Opinion
January 30, 1995
Appeal from the Family Court, Queens County (Fitzmaurice, J.).
Ordered that the order is affirmed, without costs or disbursements.
We find unpersuasive the father's contention that the Family Court erred by dismissing the present custody proceeding upon learning that the parties had been simultaneously litigating a matrimonial action in the Supreme Court which, only two weeks earlier, had culminated in a determination of the custody and visitation issues. The record before us contains no evidence regarding whether the matrimonial action was pending when this custody proceeding was commenced. Hence, we are unable to determine whether the Family Court did not have jurisdiction to entertain this proceeding (see, Matter of Poliandro v Poliandro, 119 A.D.2d 577; Lapiana v.

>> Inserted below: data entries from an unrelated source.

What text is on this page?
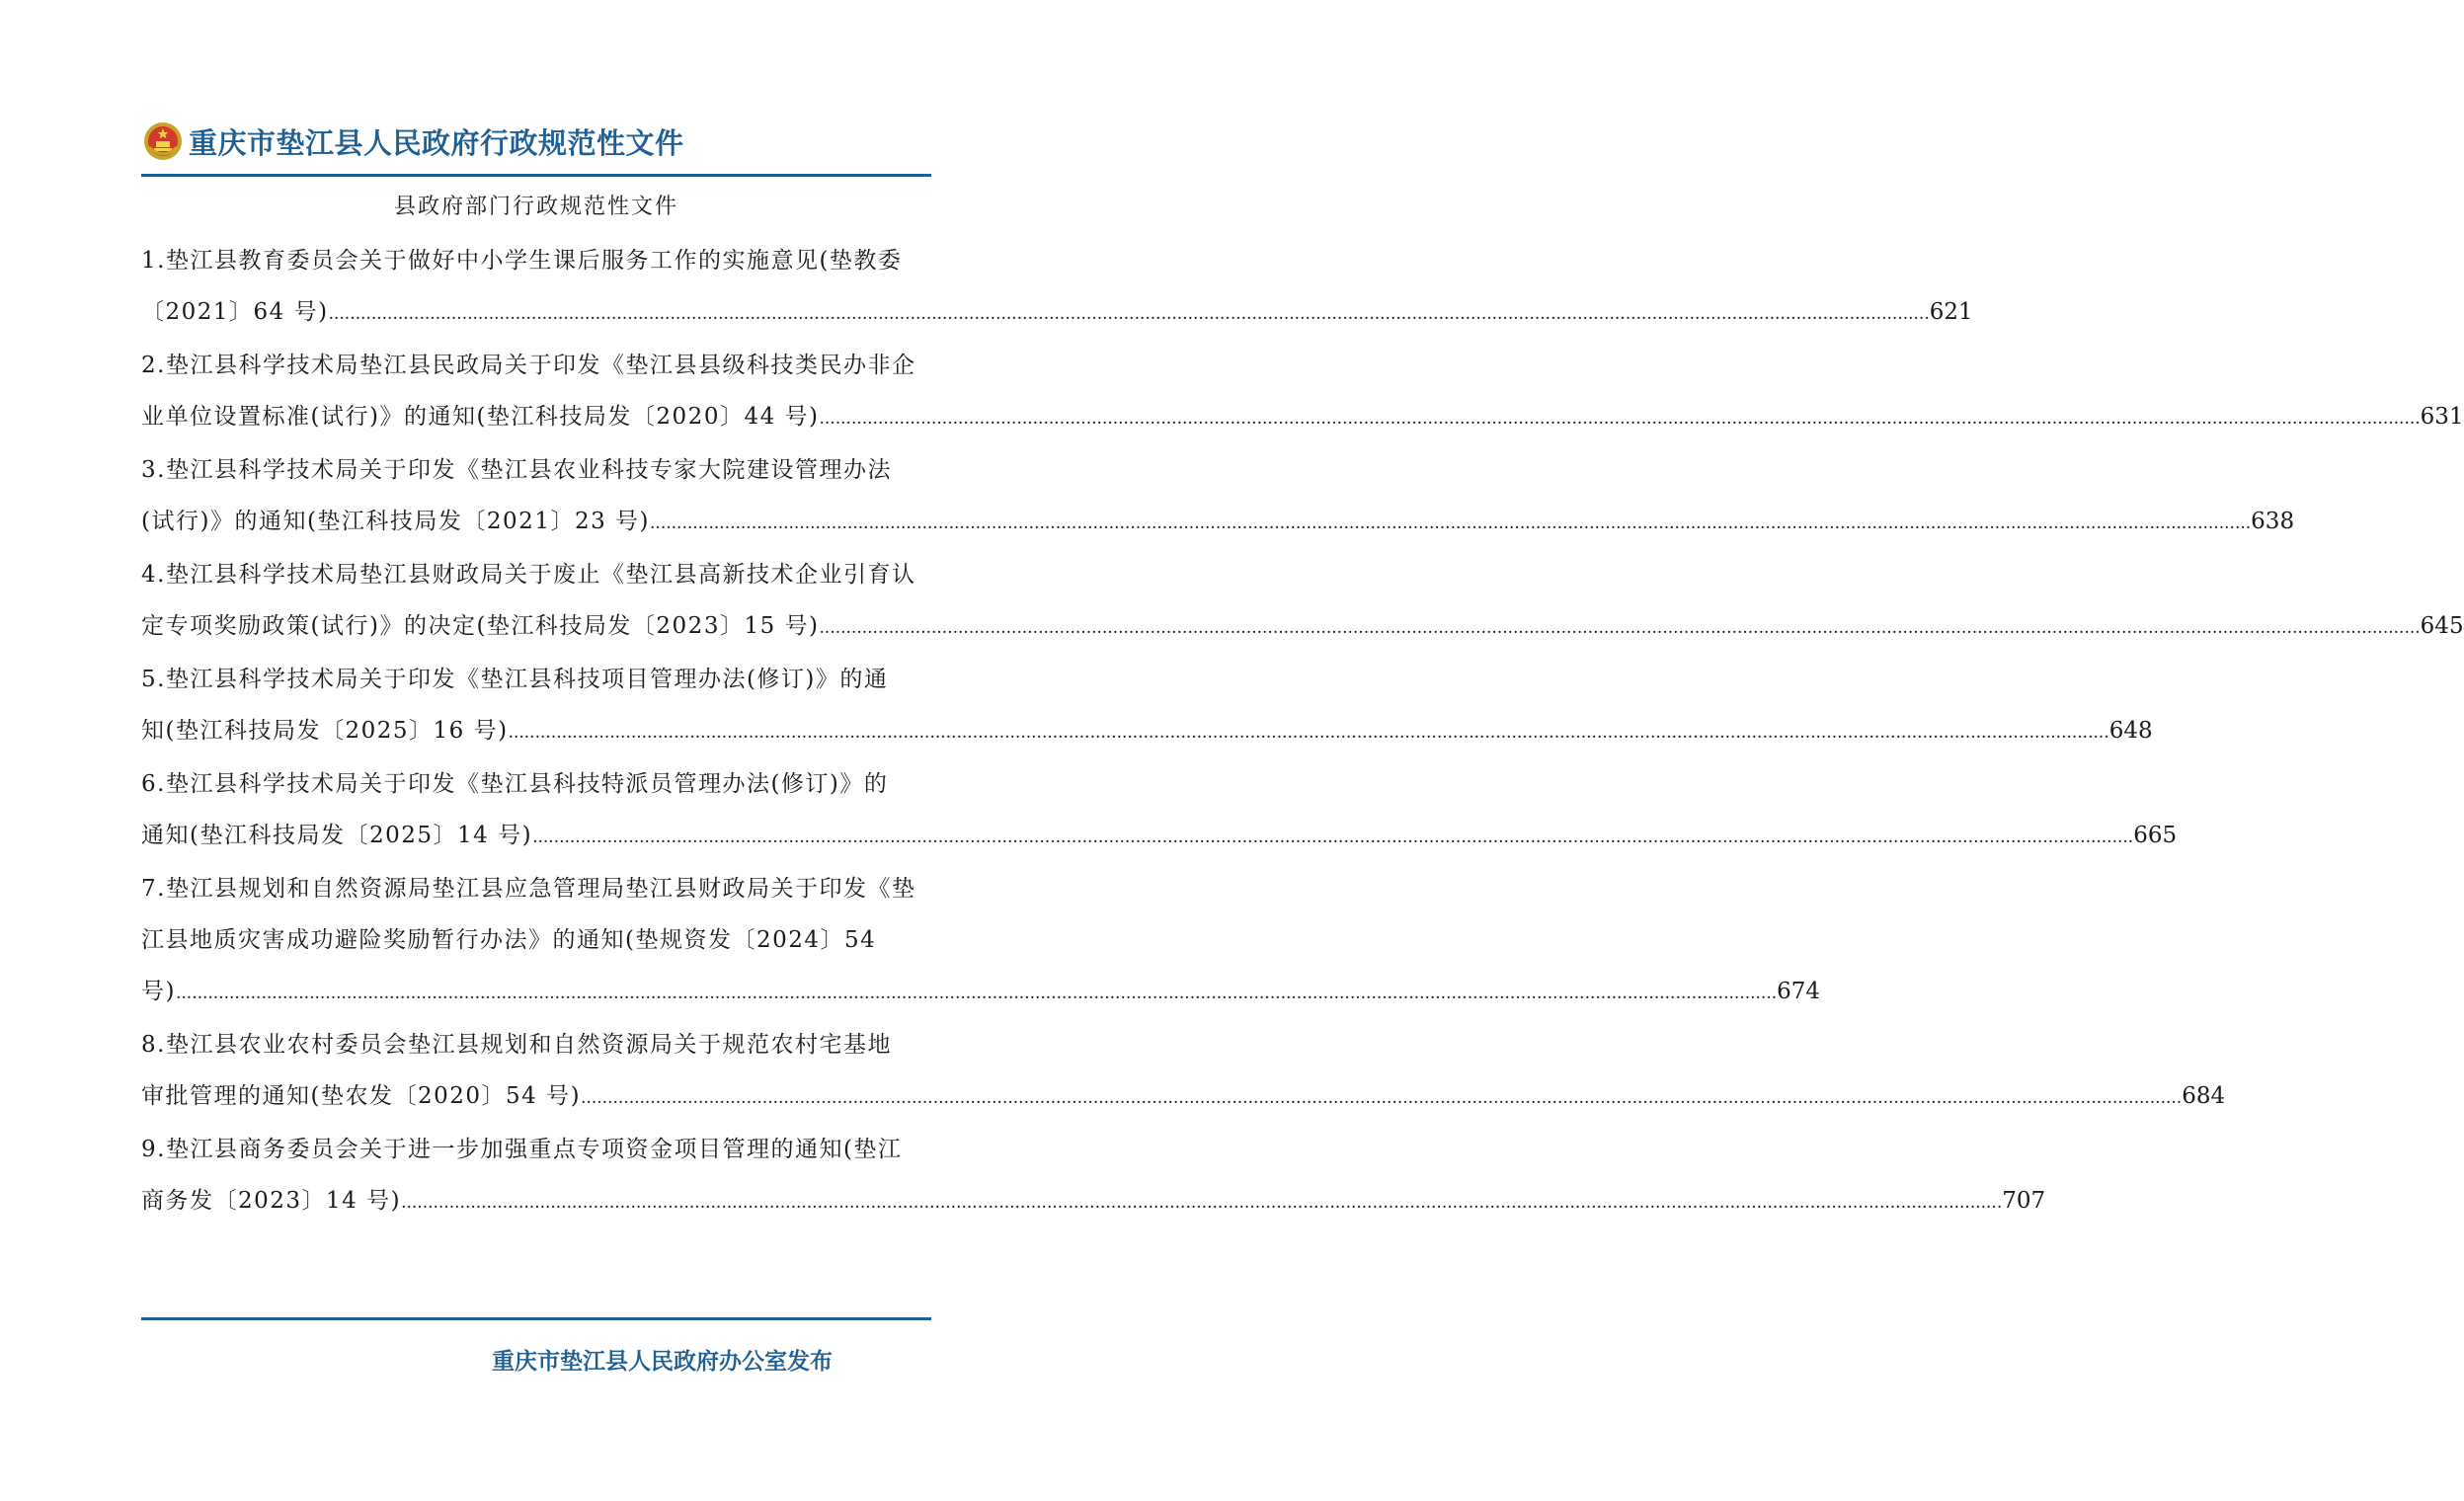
重庆市垫江县人民政府行政规范性文件
县政府部门行政规范性文件
1.垫江县教育委员会关于做好中小学生课后服务工作的实施意见(垫教委
〔2021〕64 号) ............................................................................................................................................................................................................................................................................................................ 621
2.垫江县科学技术局垫江县民政局关于印发《垫江县县级科技类民办非企
业单位设置标准(试行)》的通知(垫江科技局发〔2020〕44 号) ............................................................................................................................................................................................................................................................................................................ 631
3.垫江县科学技术局关于印发《垫江县农业科技专家大院建设管理办法
(试行)》的通知(垫江科技局发〔2021〕23 号) ............................................................................................................................................................................................................................................................................................................ 638
4.垫江县科学技术局垫江县财政局关于废止《垫江县高新技术企业引育认
定专项奖励政策(试行)》的决定(垫江科技局发〔2023〕15 号) ............................................................................................................................................................................................................................................................................................................ 645
5.垫江县科学技术局关于印发《垫江县科技项目管理办法(修订)》的通
知(垫江科技局发〔2025〕16 号) ............................................................................................................................................................................................................................................................................................................ 648
6.垫江县科学技术局关于印发《垫江县科技特派员管理办法(修订)》的
通知(垫江科技局发〔2025〕14 号) ............................................................................................................................................................................................................................................................................................................ 665
7.垫江县规划和自然资源局垫江县应急管理局垫江县财政局关于印发《垫
江县地质灾害成功避险奖励暂行办法》的通知(垫规资发〔2024〕54
号) ............................................................................................................................................................................................................................................................................................................ 674
8.垫江县农业农村委员会垫江县规划和自然资源局关于规范农村宅基地
审批管理的通知(垫农发〔2020〕54 号) ............................................................................................................................................................................................................................................................................................................ 684
9.垫江县商务委员会关于进一步加强重点专项资金项目管理的通知(垫江
商务发〔2023〕14 号) ............................................................................................................................................................................................................................................................................................................ 707
重庆市垫江县人民政府办公室发布
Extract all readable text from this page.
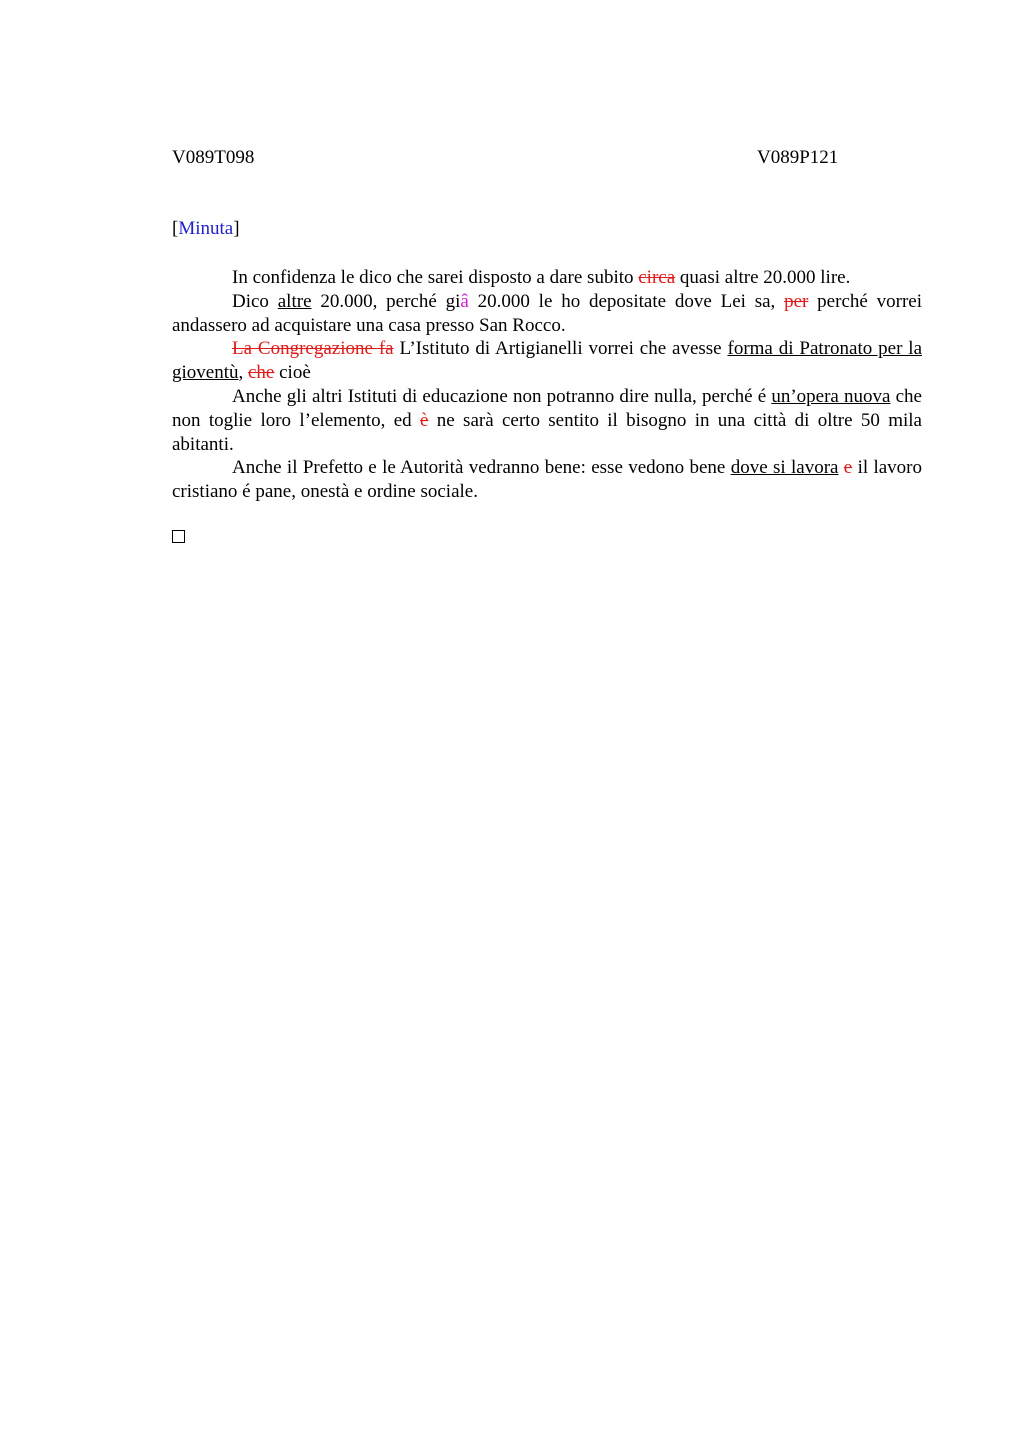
V089T098	V089P121
[Minuta]

In confidenza le dico che sarei disposto a dare subito circa quasi altre 20.000 lire.

Dico altre 20.000, perché giâ 20.000 le ho depositate dove Lei sa, per perché vorrei andassero ad acquistare una casa presso San Rocco.

La Congregazione fa L’Istituto di Artigianelli vorrei che avesse forma di Patronato per la gioventù, che cioè

Anche gli altri Istituti di educazione non potranno dire nulla, perché é un’opera nuova che non toglie loro l’elemento, ed è ne sarà certo sentito il bisogno in una città di oltre 50 mila abitanti.

Anche il Prefetto e le Autorità vedranno bene: esse vedono bene dove si lavora e il lavoro cristiano é pane, onestà e ordine sociale.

Lapiana, 67 A.D.2d 966; cf., Matter of Lacarrubba v. Lacarrubba, 198 A.D.2d 354; Matter of Rubenstein v. Yosef, 198 A.D.2d 359; Matter of James P.W. v. Eileen M.W., 136 A.D.2d 549; Matter of Wolinsky v. Wolinsky, 133 A.D.2d 768; Matter of Roy v. Roy, 109 A.D.2d 150). However, even if we assume that the Family Court did have jurisdiction, the record overwhelmingly supports its discretionary determination to decline to exercise its jurisdiction in this case (see generally, Matter of Roy v. Roy, supra, at 153). Indeed, the Family Court accurately observed that the parties had behaved disingenuously by failing to advise it that they were simultaneously litigating a matrimonial action that also concerned the issues of custody and visitation. In view of this improper behavior and the determination of those issues by the Supreme Court, we discern no improvident exercise of discretion in the Family Court's dismissal of this proceeding (see generally, Ramirez v. Ramirez, 171 A.D.2d 784). Mangano, P.J., Sullivan, Balletta and Miller, JJ., concur.